US Vice President Dick Cheney has said that accusations the Bush administration manipulated intelligence to justify the war were a "dishonest and reprehensible" political ploy.
In the sharpest White House attack yet on critics of the Iraq war, Mr Cheney called Democrats "opportunists" who were peddling "cynical and pernicious falsehoods" to gain political advantage while US soldiers died in Iraq.
Democrats criticised the comments, but President Bush, who is in South Korea, defended Mr Cheney . He said it was "patriotic as heck" to disagree with him but that Democrats were irresponsible for accusing him of misleading Americans about the threat posed by Saddam Hussein.

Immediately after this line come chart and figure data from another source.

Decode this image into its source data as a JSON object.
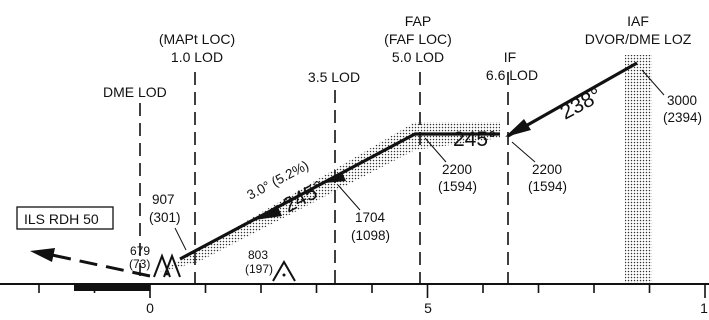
{
  "fixes": {
    "dme": {
      "name": "DME LOD"
    },
    "mapt": {
      "line1": "(MAPt LOC)",
      "line2": "1.0 LOD"
    },
    "sd35": {
      "name": "3.5 LOD"
    },
    "fap": {
      "line1": "FAP",
      "line2": "(FAF LOC)",
      "line3": "5.0 LOD"
    },
    "if": {
      "line1": "IF",
      "line2": "6.6 LOD"
    },
    "iaf": {
      "line1": "IAF",
      "line2": "DVOR/DME LOZ"
    }
  },
  "altitudes": {
    "iaf": {
      "msl": "3000",
      "height": "(2394)"
    },
    "if": {
      "msl": "2200",
      "height": "(1594)"
    },
    "fap": {
      "msl": "2200",
      "height": "(1594)"
    },
    "sd35": {
      "msl": "1704",
      "height": "(1098)"
    },
    "mapt": {
      "msl": "907",
      "height": "(301)"
    },
    "threshold": {
      "msl": "679",
      "height": "(73)"
    },
    "obstacle": {
      "msl": "803",
      "height": "(197)"
    }
  },
  "courses": {
    "arrival": "238°",
    "intermediate": "245°",
    "final": "245°"
  },
  "glidepath": "3.0° (5.2%)",
  "rdh_label": "ILS RDH 50",
  "distance_scale": {
    "unit": "NM",
    "labels": [
      "0",
      "5",
      "1"
    ],
    "ticks": [
      -2,
      -1,
      0,
      1,
      2,
      3,
      4,
      5,
      6,
      7,
      8,
      9,
      10
    ]
  }
}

"What bothers me is when people are irresponsibly using their positions and playing politics. That's exactly what is taking place in America," he said.
Mr Cheney repeated Bush's charge that Democratic critics were rewriting history by questioning prewar intelligence on Iraq's weapons of mass destruction even though many Senate Democrats voted in October 2002 to authorise the invasion.
His comments were the latest salvo in an aggressive White House counterattack on war critics, which come as Democrats step up their criticism of the war and polls show declining public support for the conflict.
Senate Democratic Leader Harry Reid of Nevada responded that "tired rhetoric and political attacks do nothing to get the job done in Iraq."
Massachusetts Democratic Sen. John Kerry accused Cheney of engaging "in the politics of fear and smear. . . . It is hard to name a government official with less credibility on Iraq than Vice President Cheney."